City officials will be targeting that ad slogan squarely at rogue cyclists who recklessly tear across sidewalks, run over pedestrians and violate every traffic law in the book.

“We will be urging cyclists themselves to call out negative behavior” in an Internet and television campaign, Department of Transportation Commissioner Janette Sadik-Khan said.

“It will feature a good cast of celebrities, including Mario Batali, but will bluntly tell cyclists to stop riding like jerks.”

The campaign came up at a City Council Transportation Committee hearing yesterday on the rapid expansion of bike lanes.

“Many cyclists disregard the laws, and some don’t even think they have to obey the laws,” said Nancy Gruskin, whose husband, Stewart, was killed by a cyclist on Park Avenue on his way to work in 2009.

“You just can’t paint a bike lane somewhere and expect everything to be fine,” she said.

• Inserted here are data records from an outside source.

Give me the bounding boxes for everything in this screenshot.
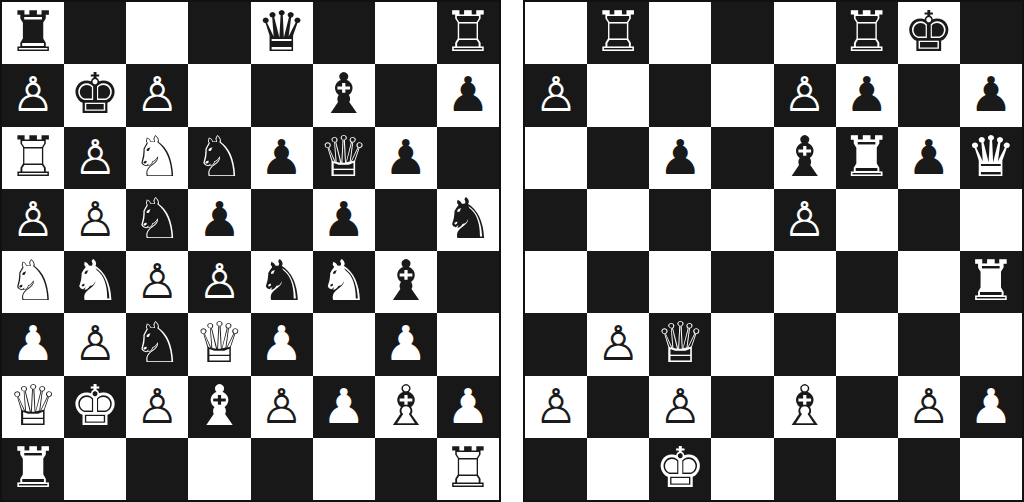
white-bishop-piece: ♗ <box>381 378 431 434</box>
square-a6[interactable] <box>525 127 587 189</box>
square-c8[interactable] <box>126 2 188 64</box>
square-g1[interactable] <box>375 438 437 500</box>
square-e1[interactable] <box>251 438 313 500</box>
white-pawn-piece: ♙ <box>659 382 702 430</box>
square-g8[interactable] <box>375 2 437 64</box>
white-knight-piece: ♞ <box>319 253 369 309</box>
square-e3[interactable]: ♟ <box>251 313 313 375</box>
square-h6[interactable]: ♛ <box>960 127 1022 189</box>
square-b5[interactable] <box>587 189 649 251</box>
black-pawn-piece: ♙ <box>535 70 578 118</box>
black-rook-piece: ♜ <box>8 4 58 60</box>
square-b2[interactable] <box>587 376 649 438</box>
square-c7[interactable] <box>649 64 711 126</box>
white-rook-piece: ♜ <box>966 253 1016 309</box>
square-f2[interactable]: ♟ <box>313 376 375 438</box>
square-e7[interactable]: ♙ <box>774 64 836 126</box>
square-b8[interactable]: ♖ <box>587 2 649 64</box>
white-pawn-piece: ♙ <box>260 382 303 430</box>
square-c4[interactable]: ♙ <box>126 251 188 313</box>
square-d2[interactable] <box>711 376 773 438</box>
square-c3[interactable]: ♕ <box>649 313 711 375</box>
square-f6[interactable]: ♕ <box>313 127 375 189</box>
square-d8[interactable] <box>188 2 250 64</box>
square-c3[interactable]: ♘ <box>126 313 188 375</box>
black-pawn-piece: ♙ <box>12 70 55 118</box>
white-queen-piece: ♕ <box>8 378 58 434</box>
square-c1[interactable]: ♚ <box>649 438 711 500</box>
square-d8[interactable] <box>711 2 773 64</box>
black-pawn-piece: ♙ <box>12 195 55 243</box>
white-knight-piece: ♞ <box>70 253 120 309</box>
black-pawn-piece: ♙ <box>136 70 179 118</box>
square-a2[interactable]: ♙ <box>525 376 587 438</box>
square-h8[interactable] <box>960 2 1022 64</box>
square-h8[interactable]: ♖ <box>437 2 499 64</box>
square-g5[interactable] <box>375 189 437 251</box>
square-b6[interactable]: ♙ <box>64 127 126 189</box>
square-d3[interactable] <box>711 313 773 375</box>
square-b6[interactable] <box>587 127 649 189</box>
black-pawn-piece: ♟ <box>446 70 489 118</box>
white-pawn-piece: ♙ <box>74 319 117 367</box>
white-pawn-piece: ♟ <box>969 382 1012 430</box>
square-h1[interactable] <box>960 438 1022 500</box>
square-b4[interactable] <box>587 251 649 313</box>
square-f4[interactable] <box>836 251 898 313</box>
square-b1[interactable] <box>64 438 126 500</box>
black-knight-piece: ♘ <box>194 129 244 185</box>
square-e8[interactable]: ♛ <box>251 2 313 64</box>
square-f8[interactable] <box>313 2 375 64</box>
square-c5[interactable] <box>649 189 711 251</box>
square-e2[interactable]: ♗ <box>774 376 836 438</box>
square-g7[interactable] <box>898 64 960 126</box>
square-e1[interactable] <box>774 438 836 500</box>
square-c5[interactable]: ♘ <box>126 189 188 251</box>
white-rook-piece: ♜ <box>8 440 58 496</box>
black-bishop-piece: ♝ <box>779 129 829 185</box>
square-b5[interactable]: ♙ <box>64 189 126 251</box>
white-knight-piece: ♘ <box>8 253 58 309</box>
square-g3[interactable]: ♟ <box>375 313 437 375</box>
black-bishop-piece: ♝ <box>319 66 369 122</box>
square-h7[interactable]: ♟ <box>960 64 1022 126</box>
square-h5[interactable]: ♞ <box>437 189 499 251</box>
white-pawn-piece: ♙ <box>907 382 950 430</box>
square-d1[interactable] <box>188 438 250 500</box>
black-pawn-piece: ♙ <box>783 195 826 243</box>
black-knight-piece: ♘ <box>132 191 182 247</box>
square-f2[interactable] <box>836 376 898 438</box>
white-pawn-piece: ♙ <box>597 319 640 367</box>
black-pawn-piece: ♟ <box>384 133 427 181</box>
black-pawn-piece: ♙ <box>783 70 826 118</box>
square-b3[interactable]: ♙ <box>587 313 649 375</box>
square-e8[interactable] <box>774 2 836 64</box>
square-a7[interactable]: ♙ <box>525 64 587 126</box>
square-a8[interactable] <box>525 2 587 64</box>
square-a2[interactable]: ♕ <box>2 376 64 438</box>
square-h3[interactable] <box>437 313 499 375</box>
square-g2[interactable]: ♙ <box>898 376 960 438</box>
square-f1[interactable] <box>836 438 898 500</box>
square-b8[interactable] <box>64 2 126 64</box>
square-c2[interactable]: ♙ <box>126 376 188 438</box>
white-queen-piece: ♛ <box>966 129 1016 185</box>
square-g5[interactable] <box>898 189 960 251</box>
white-pawn-piece: ♟ <box>446 382 489 430</box>
square-a5[interactable] <box>525 189 587 251</box>
square-f7[interactable]: ♟ <box>836 64 898 126</box>
white-pawn-piece: ♟ <box>260 319 303 367</box>
square-e2[interactable]: ♙ <box>251 376 313 438</box>
black-pawn-piece: ♟ <box>260 133 303 181</box>
white-pawn-piece: ♙ <box>136 257 179 305</box>
white-pawn-piece: ♟ <box>12 319 55 367</box>
white-pawn-piece: ♙ <box>535 382 578 430</box>
square-f5[interactable]: ♟ <box>313 189 375 251</box>
black-rook-piece: ♖ <box>593 4 643 60</box>
square-b7[interactable]: ♚ <box>64 64 126 126</box>
square-a4[interactable]: ♘ <box>2 251 64 313</box>
square-c6[interactable]: ♘ <box>126 127 188 189</box>
black-pawn-piece: ♙ <box>74 133 117 181</box>
black-knight-piece: ♞ <box>443 191 493 247</box>
square-a5[interactable]: ♙ <box>2 189 64 251</box>
square-f7[interactable]: ♝ <box>313 64 375 126</box>
white-bishop-piece: ♝ <box>194 378 244 434</box>
square-e5[interactable] <box>251 189 313 251</box>
white-pawn-piece: ♙ <box>74 195 117 243</box>
square-f3[interactable] <box>836 313 898 375</box>
white-rook-piece: ♖ <box>8 129 58 185</box>
white-rook-piece: ♜ <box>842 129 892 185</box>
square-f5[interactable] <box>836 189 898 251</box>
black-rook-piece: ♖ <box>443 4 493 60</box>
square-h6[interactable] <box>437 127 499 189</box>
square-g1[interactable] <box>898 438 960 500</box>
square-h5[interactable] <box>960 189 1022 251</box>
square-d6[interactable]: ♘ <box>188 127 250 189</box>
black-king-piece: ♚ <box>904 4 954 60</box>
square-h7[interactable]: ♟ <box>437 64 499 126</box>
black-pawn-piece: ♟ <box>969 70 1012 118</box>
square-d5[interactable]: ♟ <box>188 189 250 251</box>
square-f3[interactable] <box>313 313 375 375</box>
square-b4[interactable]: ♞ <box>64 251 126 313</box>
square-a8[interactable]: ♜ <box>2 2 64 64</box>
white-pawn-piece: ♟ <box>384 319 427 367</box>
square-d7[interactable] <box>188 64 250 126</box>
square-g3[interactable] <box>898 313 960 375</box>
square-e4[interactable]: ♞ <box>251 251 313 313</box>
square-c4[interactable] <box>649 251 711 313</box>
square-e4[interactable] <box>774 251 836 313</box>
square-e6[interactable]: ♟ <box>251 127 313 189</box>
square-g6[interactable]: ♟ <box>898 127 960 189</box>
square-d3[interactable]: ♕ <box>188 313 250 375</box>
square-h4[interactable] <box>437 251 499 313</box>
square-h4[interactable]: ♜ <box>960 251 1022 313</box>
black-queen-piece: ♛ <box>256 4 306 60</box>
square-a7[interactable]: ♙ <box>2 64 64 126</box>
square-a1[interactable]: ♜ <box>2 438 64 500</box>
left-board: ♜♛♖♙♚♙♝♟♖♙♘♘♟♕♟♙♙♘♟♟♞♘♞♙♙♞♞♝♟♙♘♕♟♟♕♚♙♝♙♟… <box>0 0 501 502</box>
black-pawn-piece: ♟ <box>198 195 241 243</box>
square-b2[interactable]: ♚ <box>64 376 126 438</box>
black-queen-piece: ♕ <box>655 315 705 371</box>
square-f6[interactable]: ♜ <box>836 127 898 189</box>
square-a4[interactable] <box>525 251 587 313</box>
square-d4[interactable] <box>711 251 773 313</box>
black-pawn-piece: ♟ <box>659 133 702 181</box>
square-e5[interactable]: ♙ <box>774 189 836 251</box>
square-d6[interactable] <box>711 127 773 189</box>
black-rook-piece: ♖ <box>842 4 892 60</box>
square-f8[interactable]: ♖ <box>836 2 898 64</box>
square-b3[interactable]: ♙ <box>64 313 126 375</box>
square-a1[interactable] <box>525 438 587 500</box>
square-e6[interactable]: ♝ <box>774 127 836 189</box>
square-b1[interactable] <box>587 438 649 500</box>
square-g7[interactable] <box>375 64 437 126</box>
square-c1[interactable] <box>126 438 188 500</box>
black-pawn-piece: ♟ <box>907 133 950 181</box>
square-d7[interactable] <box>711 64 773 126</box>
black-pawn-piece: ♟ <box>322 195 365 243</box>
square-h2[interactable]: ♟ <box>960 376 1022 438</box>
square-g8[interactable]: ♚ <box>898 2 960 64</box>
white-pawn-piece: ♙ <box>136 382 179 430</box>
square-e3[interactable] <box>774 313 836 375</box>
black-pawn-piece: ♟ <box>845 70 888 118</box>
black-knight-piece: ♘ <box>132 315 182 371</box>
chess-diagram: ♜♛♖♙♚♙♝♟♖♙♘♘♟♕♟♙♙♘♟♟♞♘♞♙♙♞♞♝♟♙♘♕♟♟♕♚♙♝♙♟… <box>0 0 1024 502</box>
black-bishop-piece: ♝ <box>381 253 431 309</box>
square-h1[interactable]: ♖ <box>437 438 499 500</box>
white-queen-piece: ♕ <box>194 315 244 371</box>
square-c2[interactable]: ♙ <box>649 376 711 438</box>
white-king-piece: ♚ <box>70 378 120 434</box>
square-c8[interactable] <box>649 2 711 64</box>
square-d1[interactable] <box>711 438 773 500</box>
square-b7[interactable] <box>587 64 649 126</box>
square-c6[interactable]: ♟ <box>649 127 711 189</box>
square-c7[interactable]: ♙ <box>126 64 188 126</box>
square-g4[interactable] <box>898 251 960 313</box>
black-queen-piece: ♕ <box>319 129 369 185</box>
square-h2[interactable]: ♟ <box>437 376 499 438</box>
white-rook-piece: ♖ <box>443 440 493 496</box>
square-a3[interactable]: ♟ <box>2 313 64 375</box>
square-g2[interactable]: ♗ <box>375 376 437 438</box>
square-d2[interactable]: ♝ <box>188 376 250 438</box>
square-g4[interactable]: ♝ <box>375 251 437 313</box>
white-king-piece: ♚ <box>655 440 705 496</box>
square-f1[interactable] <box>313 438 375 500</box>
black-king-piece: ♚ <box>70 66 120 122</box>
black-pawn-piece: ♙ <box>198 257 241 305</box>
square-d5[interactable] <box>711 189 773 251</box>
square-e7[interactable] <box>251 64 313 126</box>
white-pawn-piece: ♟ <box>322 382 365 430</box>
square-a6[interactable]: ♖ <box>2 127 64 189</box>
right-board: ♖♖♚♙♙♟♟♟♝♜♟♛♙♜♙♕♙♙♗♙♟♚ <box>523 0 1024 502</box>
square-d4[interactable]: ♙ <box>188 251 250 313</box>
square-g6[interactable]: ♟ <box>375 127 437 189</box>
square-f4[interactable]: ♞ <box>313 251 375 313</box>
square-a3[interactable] <box>525 313 587 375</box>
white-bishop-piece: ♗ <box>779 378 829 434</box>
white-knight-piece: ♘ <box>132 129 182 185</box>
black-knight-piece: ♞ <box>256 253 306 309</box>
square-h3[interactable] <box>960 313 1022 375</box>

The NYPD has addressed the issue in the past year, issuing 7.2 percent more summonses to cyclists so far in 2010 than in 2009, Sadik-Khan said.

That’s 29,545 violations this year compared to 27,555 last year, with the main culprits being food delivery bikers, Sadik-Khan said.

Both the public-service campaign and the NYPD crackdown come as the DOT aggressively lays down more bike lanes — both physically separated and not — than ever before, causing hostile relations between people who love to pedal and those who find them to be nuisances.

There are about 483 miles of bike lanes now, more than double the total in 2006 — and officials want that number to hit 1,800 miles by 2030. That’s an expansion of about 50 miles of bike lanes each year, stats show.

“Few issues today prompt more heated discussion,” said City Councilman James Vacca, chair of the transportation committee.

“More bike lanes can mean fewer parking spaces, or fewer travel lanes, and that means more congestion and aggravation for people who use their cars,” he said. “How do we accommodate bicycles?”

That’s because cycling is booming — DOT numbers show a 109 percent increase in everyday bike commuters on the road from 8,499 a day in 2006 to 17,451 now.

The group Transportation Alternatives said the total number of bike riders reaches 201,000 per day.

And that number is growing, which is why more bike lanes are needed.

One avid cyclist, Sharon Phillips, said the investment in bike lanes actually decreases the cost of pollution, obesity and congestion.

“It also connects neighborhoods,” said Phillips, a science professor who cycles along the West Side Highway nearly every day. “Combating obesity costs a lot more money than installing a bunch of bike lanes and encouraging cycling.”